Le récent et beau « duel » publié dans ces colonnes, qui opposait Renata Tebaldi à Leontyne Price dans le rôle de Leonora, s’est terminé aux dépens de la seconde par KO. Cela s’explique aisément : dans La Forza, tout est question de style, et rares sont les cantatrices à y avoir excellé, comme la merveilleuse Martina Arroyo. Nina Stemme, qui fut notamment une éblouissante Isolde à Bayeuth et une non moins intéressante Aïda à Zurich, y est exceptionnelle : autorité, plénitude de la voix, puissance, véritable sens de l’expression dramatique, elle nous offre en sus, dans l’air « Pace, pace », le grand frisson que l’on ressent si rarement aujourd’hui. Nina Stemme est bien l’une des quelques rares tragédiennes lyriques actuelles, capable de véritablement construire un personnage, d’en explorer toutes les composantes, et de le pousser dans ses derniers retranchements. Dans La Forza, cela est d’autant plus important que l’œuvre, tout autant que le rôle, ne sont pas des plus évidents à jouer, et imposent justement ce genre d’investissement. Cela établi, qu’importe le flacon, Nina Stemme serait tout aussi émouvante en concert, et la mise en scène plutôt ridicule de David Poutney, qui mêle les lits d’hôpitaux aux femmes légères du far-West côtoyant des ayatollahs, ne parvient pas à la détourner de la route qu’elle s’est tracée.

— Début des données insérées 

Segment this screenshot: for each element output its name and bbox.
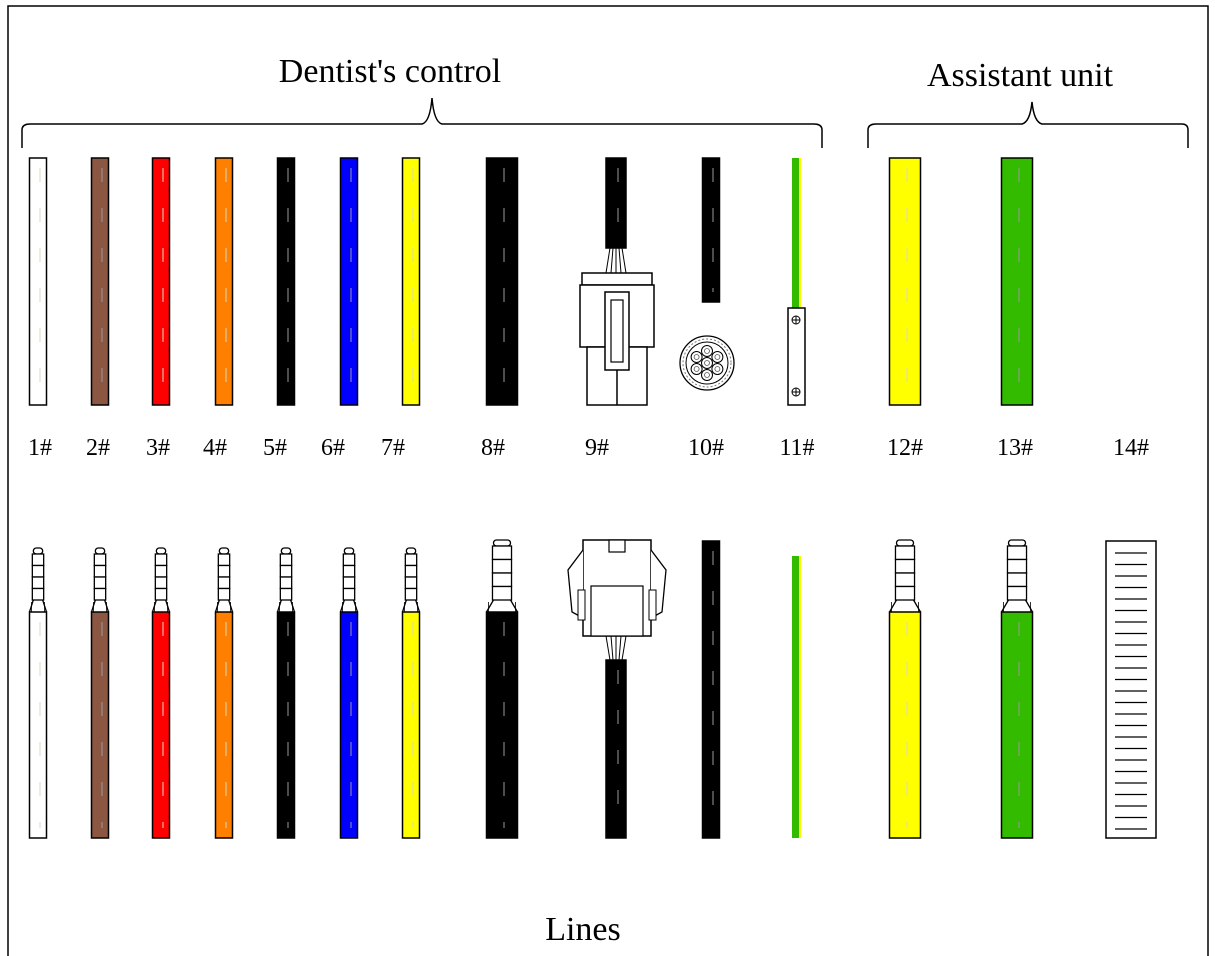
line-2-upper-end [90,157,110,406]
line-7-number-label: 7# [381,435,405,461]
line-9-number-label: 9# [585,435,609,461]
line-8-lower-wire [485,611,519,839]
line-2-upper-wire [90,157,110,406]
line-7-upper-end [401,157,421,406]
line-13-number-label: 13# [997,435,1033,461]
line-11-number-label: 11# [779,435,814,461]
line-3-upper-wire [151,157,171,406]
line-9-lower-cable [605,659,627,839]
line-11-lower-end [792,556,801,838]
assistant-unit-title: Assistant unit [927,57,1114,94]
line-13-terminal [1000,539,1034,613]
line-4-terminal [214,547,234,613]
outer-frame [7,5,1209,956]
line-12-number-label: 12# [887,435,923,461]
line-5-number-label: 5# [263,435,287,461]
line-12-terminal [888,539,922,613]
line-6-terminal [339,547,359,613]
line-13-lower-end [1000,539,1034,839]
line-4-upper-end [214,157,234,406]
line-10-number-label: 10# [688,435,724,461]
line-12-lower-wire [888,611,922,839]
line-5-lower-end [276,547,296,839]
line-8-upper-wire [485,157,519,406]
line-1-lower-wire [28,611,48,839]
line-8-number-label: 8# [481,435,505,461]
line-9-upper-cable [605,157,627,249]
dentist-control-title: Dentist's control [279,53,501,90]
line-12-upper-end [888,157,922,406]
line-13-lower-wire [1000,611,1034,839]
line-1-terminal [28,547,48,613]
line-1-number-label: 1# [28,435,52,461]
line-5-terminal [276,547,296,613]
line-10-cable-cross-section [679,335,735,391]
line-8-upper-end [485,157,519,406]
line-7-lower-wire [401,611,421,839]
number-row: 1# 2# 3# 4# 5# 6# 7# 8# 9# 10# 11# 12# 13# 14# [28,435,1149,461]
dentist-control-brace [21,97,823,148]
line-9-upper-end [579,157,655,406]
line-10-upper-end [679,157,735,391]
line-4-number-label: 4# [203,435,227,461]
line-2-lower-wire [90,611,110,839]
line-10-lower-cable [701,540,721,839]
line-7-terminal [401,547,421,613]
line-13-upper-end [1000,157,1034,406]
line-3-upper-end [151,157,171,406]
line-14-ribbon-cable [1105,540,1157,839]
line-14-number-label: 14# [1113,435,1149,461]
line-9-molex-plug [567,539,667,661]
line-4-upper-wire [214,157,234,406]
line-8-lower-end [485,539,519,839]
line-3-lower-end [151,547,171,839]
lines-caption: Lines [545,911,621,948]
line-12-lower-end [888,539,922,839]
line-3-lower-wire [151,611,171,839]
line-12-upper-wire [888,157,922,406]
upper-row [28,157,1034,406]
line-11-upper-end [787,158,806,406]
line-13-upper-wire [1000,157,1034,406]
line-1-lower-end [28,547,48,839]
lower-row [28,539,1157,839]
line-6-upper-wire [339,157,359,406]
line-10-upper-cable [701,157,721,303]
line-4-lower-wire [214,611,234,839]
line-4-lower-end [214,547,234,839]
line-6-lower-wire [339,611,359,839]
line-7-upper-wire [401,157,421,406]
line-2-lower-end [90,547,110,839]
line-7-lower-end [401,547,421,839]
line-5-lower-wire [276,611,296,839]
line-6-upper-end [339,157,359,406]
line-9-molex-connector [579,247,655,406]
line-9-lower-end [567,539,667,839]
line-3-terminal [151,547,171,613]
line-10-lower-end [701,540,721,839]
line-11-lower-wire [792,556,800,838]
line-2-terminal [90,547,110,613]
line-3-number-label: 3# [146,435,170,461]
line-11-ring-lug [787,307,806,406]
line-2-number-label: 2# [86,435,110,461]
assistant-unit-brace [867,101,1189,148]
line-11-upper-wire [792,158,800,308]
line-6-number-label: 6# [321,435,345,461]
line-6-lower-end [339,547,359,839]
line-1-upper-wire [28,157,48,406]
line-1-upper-end [28,157,48,406]
line-8-terminal [485,539,519,613]
line-5-upper-end [276,157,296,406]
line-14-lower-end [1105,540,1157,839]
line-5-upper-wire [276,157,296,406]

A ses côtés, le Don Carlo di Vargas de Carlos Álvarez est tout à fait excellent, dans la grande tradition des barytons verdiens : la voix est belle, sombre à souhait, le phrasé et les respirations parfaitement maîtrisés, le jeu affirmé sans être outré. C’est une très bonne idée d’avoir confié les rôles du marquis de Calatrava et du padre Guardiano au même interprète (Alastair Milnes), car la rencontre de Leonora avec le second, après la mort du premier, est toute freudienne ; la voix d’Alastair Milnes est parfaite dans chacun des cas, et la sobriété de son jeu parfaitement adaptée aux deux personnages. En revanche, le regretté Salvatore Licitra est malheureusement moins à l’aise avec Alvaro : criant plus que chantant, il nous propose une interprétation outrée qui n’est pas en rapport avec le reste de la distribution. Tiziano Bracci est un Fra Melitone bien dans la tradition. Quant à Nadia Krasteva, qui interprète en ce moment Preziosilla un peu partout, y compris récemment à Paris (voir le compte-rendu de Julien Marion), elle a pour qualité essentielle d’être capable d’alléger. Mais, sans être la pire des Preziosilla, elle reste quand même assez approximative en ce qui concerne les notes, et plutôt vulgaire. Il faut dire que son déguisement en Calamity Jane d’opérette ne fait rien pour l’aider…
Certains diront que trois chanteurs d’exception sur toute une distribution, ce n’est pas suffisant pour faire d’une captation un document de référence. Certes, mais pourtant l’ensemble, avec ses outrances, se laisse regarder, même si l’incrédulité (jusqu’où vont-ils aller dans la débilité de la mise en scène ?) force l’attention. C’est que l’indispensable liant est assuré par Zubin Mehta, chef souvent surévalué, qui joue ici brillamment et efficacement avec toutes les ficelles du drame, suivi par un orchestre et des chœurs de très haut niveau. Le film est plutôt bien réalisé, dramatiquement efficace. Brochurette de douze pages en trois langues, sous-titres en sept langues, aucun bonus.